Hunter looked to Erx; in this group he stood out as a beacon of reason.
“ ‘Twenty and six’ is an archaic term for the twenty-sixth dimension,” Erx explained, taking the box from Berx. “Few people bother with any dimension beyond thirteen or fourteen these days, but this one has some fairly interesting properties.”
“You can hide things there,” Calandrx said simply. “And no one will ever find them…”
“Have you looked at what’s inside yet?” Erx asked the veteran space pilot.
“I couldn’t bear to,” he said. “Not before you came.”
He looked around his expansive library.
“I don’t think I can retrieve it in here,” he said. “This room is just a bit too small and there might be a problem if I can’t get it to go back into the twenty-six again.”
He stood up, drained his wine goblet, and announced, “So then, gentlemen—to the garden!”
Calandrx’s garden was more like a small woods with a clearing in the middle.
It was a rather large piece of real estate on what was actually a very crowded part of the planet—another benefit of winning his Earth Race so long ago. The trees ran on either side of the expansive lawn. Living sculptures and glowing plant pots dotted the top of the finely trimmed terranium grass.
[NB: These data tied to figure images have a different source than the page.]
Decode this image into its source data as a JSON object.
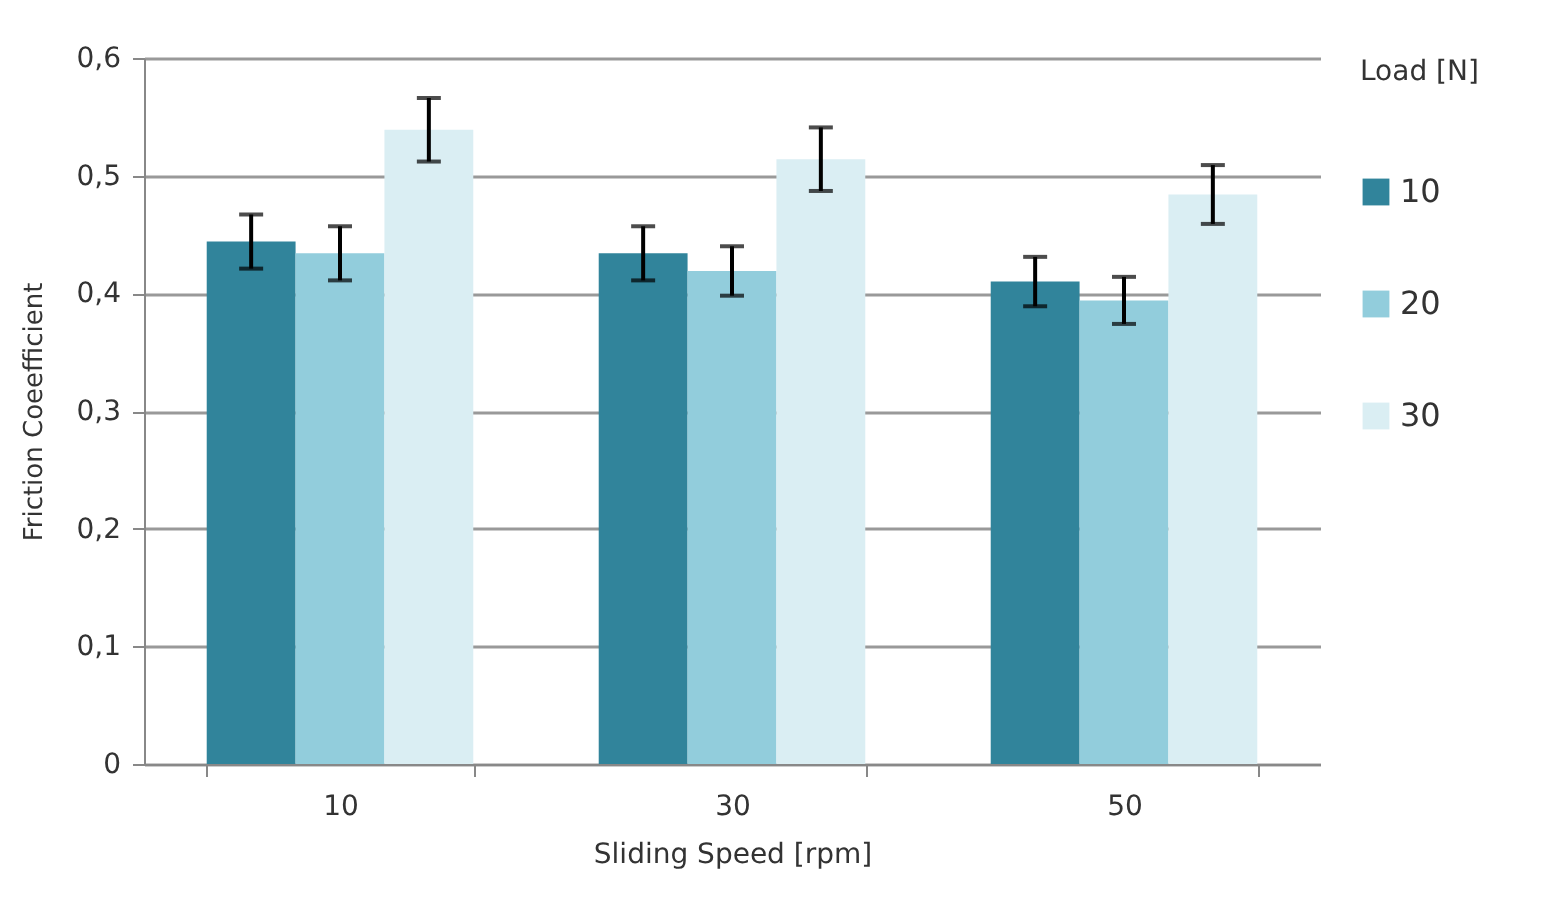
{
  "chart_data": {
    "type": "bar",
    "xlabel": "Sliding Speed [rpm]",
    "ylabel": "Friction Coeefficient",
    "legend_title": "Load [N]",
    "categories": [
      "10",
      "30",
      "50"
    ],
    "series": [
      {
        "name": "10",
        "color": "#31849b",
        "values": [
          0.444,
          0.434,
          0.41
        ],
        "errors": [
          0.023,
          0.023,
          0.021
        ]
      },
      {
        "name": "20",
        "color": "#92cddc",
        "values": [
          0.434,
          0.419,
          0.394
        ],
        "errors": [
          0.023,
          0.021,
          0.02
        ]
      },
      {
        "name": "30",
        "color": "#daeef3",
        "values": [
          0.539,
          0.514,
          0.484
        ],
        "errors": [
          0.027,
          0.027,
          0.025
        ]
      }
    ],
    "ylim": [
      0,
      0.6
    ],
    "yticks": [
      0,
      {
        "value": 0.1,
        "label": "0,1"
      },
      {
        "value": 0.2,
        "label": "0,2"
      },
      {
        "value": 0.3,
        "label": "0,3"
      },
      {
        "value": 0.4,
        "label": "0,4"
      },
      {
        "value": 0.5,
        "label": "0,5"
      },
      {
        "value": 0.6,
        "label": "0,6"
      }
    ],
    "grid": "y",
    "legend": "right"
  }
}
The four starmen staggered out to the side of an old weathered cottage that was tenuously attached to the main house.
“Here, the perfect place,” Calandrx declared, placing the small green box down on the ground about fifty feet away from the rest of them. Above, the sky was dancing with color from all the StarScrapers in use down in central Big Bright City, twenty miles down the main canal.
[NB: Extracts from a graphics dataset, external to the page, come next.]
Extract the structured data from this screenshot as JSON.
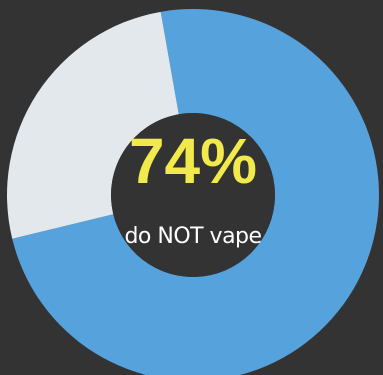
{
  "chart_data": {
    "type": "pie",
    "categories": [
      "do NOT vape",
      null
    ],
    "values": [
      74,
      26
    ],
    "value_labels": [
      "74%",
      null
    ],
    "colors": [
      "#55a2dd",
      "#e2e8ec"
    ]
  }
}
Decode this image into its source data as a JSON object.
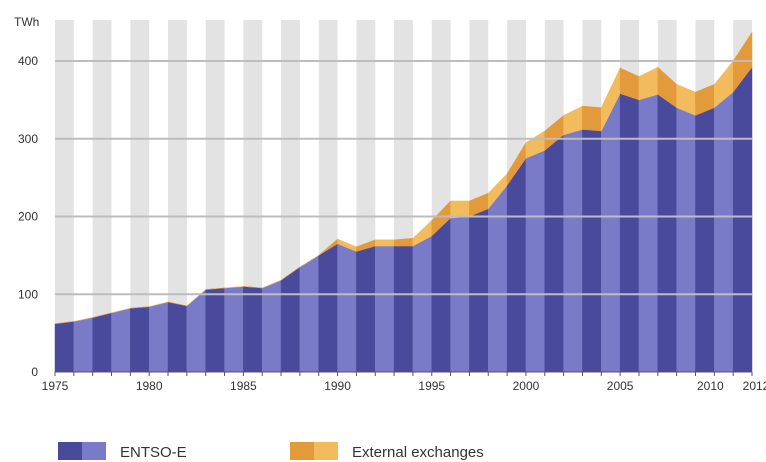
{
  "chart_data": {
    "type": "area",
    "unit_label": "TWh",
    "x": [
      1975,
      1976,
      1977,
      1978,
      1979,
      1980,
      1981,
      1982,
      1983,
      1984,
      1985,
      1986,
      1987,
      1988,
      1989,
      1990,
      1991,
      1992,
      1993,
      1994,
      1995,
      1996,
      1997,
      1998,
      1999,
      2000,
      2001,
      2002,
      2003,
      2004,
      2005,
      2006,
      2007,
      2008,
      2009,
      2010,
      2011,
      2012
    ],
    "x_tick_labels": [
      "1975",
      "1980",
      "1985",
      "1990",
      "1995",
      "2000",
      "2005",
      "2010",
      "2012"
    ],
    "y_ticks": [
      0,
      100,
      200,
      300,
      400
    ],
    "ylim": [
      0,
      450
    ],
    "xlim": [
      1975,
      2012
    ],
    "series": [
      {
        "name": "ENTSO-E",
        "values": [
          62,
          65,
          70,
          76,
          82,
          84,
          90,
          85,
          106,
          108,
          110,
          108,
          118,
          135,
          150,
          165,
          155,
          162,
          162,
          162,
          175,
          198,
          200,
          210,
          240,
          275,
          285,
          305,
          312,
          310,
          358,
          350,
          357,
          340,
          330,
          340,
          360,
          392
        ],
        "colors": [
          "#4a4a9c",
          "#7a7bc8"
        ]
      },
      {
        "name": "External exchanges",
        "values": [
          0,
          0,
          0,
          0,
          0,
          0,
          0,
          0,
          0,
          0,
          0,
          0,
          0,
          0,
          0,
          6,
          6,
          8,
          8,
          10,
          20,
          22,
          20,
          20,
          15,
          20,
          25,
          25,
          30,
          30,
          33,
          30,
          35,
          30,
          30,
          30,
          40,
          45
        ],
        "colors": [
          "#e39a3a",
          "#f2bc5e"
        ]
      }
    ],
    "grid": true,
    "legend_position": "bottom-left"
  }
}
Once the green box had been put in position, Calandrx activated an electron torch and sent a long, thin beam of red light crashing into it. A small storm of sparks came cascading from the box. A strange mist filled the air. Then there was a sharp crack, and then a distinctive odor filled their nostrils.
A moment later, the contents of the small box popped into their existence.